新製品は、乗車率に応じた開閉度の調整が可能な可変ダンパーを国内で初めて採用。外気温の影響による車内温度の変動を抑制し、低乗車率時の空調装置の過負荷状態を回避する。
従来のダンパーは常時全開であったが、可変ダンパーは高温・低温の外気の取り入れを抑制でき、車内外の温度差が大きい場合の空調装置の負荷を低減。冷房稼働時期で車内温度が外気温度よりも一定温度上回った場合はダンパーを全開にして低温の外気を取り入れるため、空調装置の冷房稼働率も抑制可能だ。年間消費電力量は従来製品比で最大約14.4%低減され、省エネに大きく貢献する。
空調装置の車内用フィルターには、空気中の花粉やウイルス、粉塵などの集塵率を向上させた摩擦帯電フィルターを採用することで、室内熱交換器の汚損を低減。清掃周期を約2倍に延伸した。
空調装置の全電流を測定する電流センサーも搭載し、電流値の常時モニタリングを実現する。異常電流の検出による冷媒ガス漏れ検知などを可能とし、電流計測器を用いて車両ごとに手作業で行っていた点検業務を効率化する。

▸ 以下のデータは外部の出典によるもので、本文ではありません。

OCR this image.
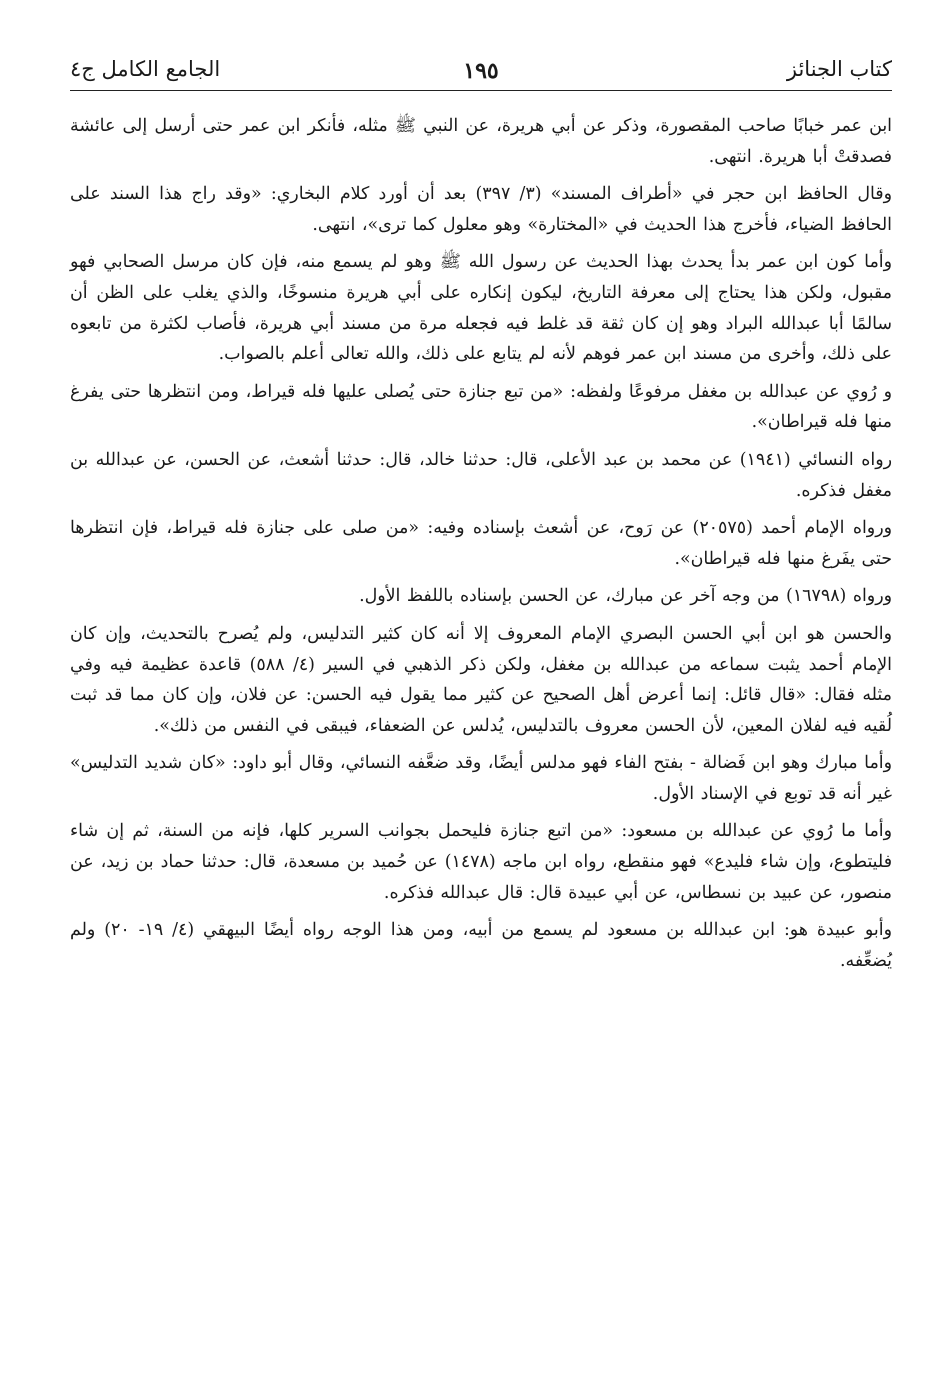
كتاب الجنائز
١٩٥
الجامع الكامل ج٤

ابن عمر خبابًا صاحب المقصورة، وذكر عن أبي هريرة، عن النبي ﷺ مثله، فأنكر ابن عمر حتى أرسل إلى عائشة فصدقتْ أبا هريرة. انتهى.

وقال الحافظ ابن حجر في «أطراف المسند» (٣/ ٣٩٧) بعد أن أورد كلام البخاري: «وقد راج هذا السند على الحافظ الضياء، فأخرج هذا الحديث في «المختارة» وهو معلول كما ترى»، انتهى.

وأما كون ابن عمر بدأ يحدث بهذا الحديث عن رسول الله ﷺ وهو لم يسمع منه، فإن كان مرسل الصحابي فهو مقبول، ولكن هذا يحتاج إلى معرفة التاريخ، ليكون إنكاره على أبي هريرة منسوخًا، والذي يغلب على الظن أن سالمًا أبا عبدالله البراد وهو إن كان ثقة قد غلط فيه فجعله مرة من مسند أبي هريرة، فأصاب لكثرة من تابعوه على ذلك، وأخرى من مسند ابن عمر فوهم لأنه لم يتابع على ذلك، والله تعالى أعلم بالصواب.

و رُوي عن عبدالله بن مغفل مرفوعًا ولفظه: «من تبع جنازة حتى يُصلى عليها فله قيراط، ومن انتظرها حتى يفرغ منها فله قيراطان».

رواه النسائي (١٩٤١) عن محمد بن عبد الأعلى، قال: حدثنا خالد، قال: حدثنا أشعث، عن الحسن، عن عبدالله بن مغفل فذكره.

ورواه الإمام أحمد (٢٠٥٧٥) عن رَوح، عن أشعث بإسناده وفيه: «من صلى على جنازة فله قيراط، فإن انتظرها حتى يفَرغ منها فله قيراطان».

ورواه (١٦٧٩٨) من وجه آخر عن مبارك، عن الحسن بإسناده باللفظ الأول.

والحسن هو ابن أبي الحسن البصري الإمام المعروف إلا أنه كان كثير التدليس، ولم يُصرح بالتحديث، وإن كان الإمام أحمد يثبت سماعه من عبدالله بن مغفل، ولكن ذكر الذهبي في السير (٤/ ٥٨٨) قاعدة عظيمة فيه وفي مثله فقال: «قال قائل: إنما أعرض أهل الصحيح عن كثير مما يقول فيه الحسن: عن فلان، وإن كان مما قد ثبت لُقيه فيه لفلان المعين، لأن الحسن معروف بالتدليس، يُدلس عن الضعفاء، فيبقى في النفس من ذلك».

وأما مبارك وهو ابن فَضالة - بفتح الفاء فهو مدلس أيضًا، وقد ضعَّفه النسائي، وقال أبو داود: «كان شديد التدليس» غير أنه قد توبع في الإسناد الأول.

وأما ما رُوي عن عبدالله بن مسعود: «من اتبع جنازة فليحمل بجوانب السرير كلها، فإنه من السنة، ثم إن شاء فليتطوع، وإن شاء فليدع» فهو منقطع، رواه ابن ماجه (١٤٧٨) عن حُميد بن مسعدة، قال: حدثنا حماد بن زيد، عن منصور، عن عبيد بن نسطاس، عن أبي عبيدة قال: قال عبدالله فذكره.

وأبو عبيدة هو: ابن عبدالله بن مسعود لم يسمع من أبيه، ومن هذا الوجه رواه أيضًا البيهقي (٤/ ١٩- ٢٠) ولم يُضعِّفه.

近年、脱炭素社会の実現に向けて鉄道車両運行での消費電力低減が求められており、空調装置の省エネニーズが高まっている。一方で、新型コロナウイルスの発生以降は車内換気の重要性が注目され、特に外気と車内の温度差が大きい真夏や真冬の時期は、換気による熱負荷の増大に伴う空調装置の消費電力増加が課題だ。労働人口減少に伴う人件費高騰で、車両用機器の省メンテナンス性も求められている。
同社は、新製品の提供を通し、省エネ・省メンテナンス化や製品の納入安定化を図り、鉄道事業者の車両運用コストの削減と持続可能な鉄道輸送の実現に貢献していく計画だ。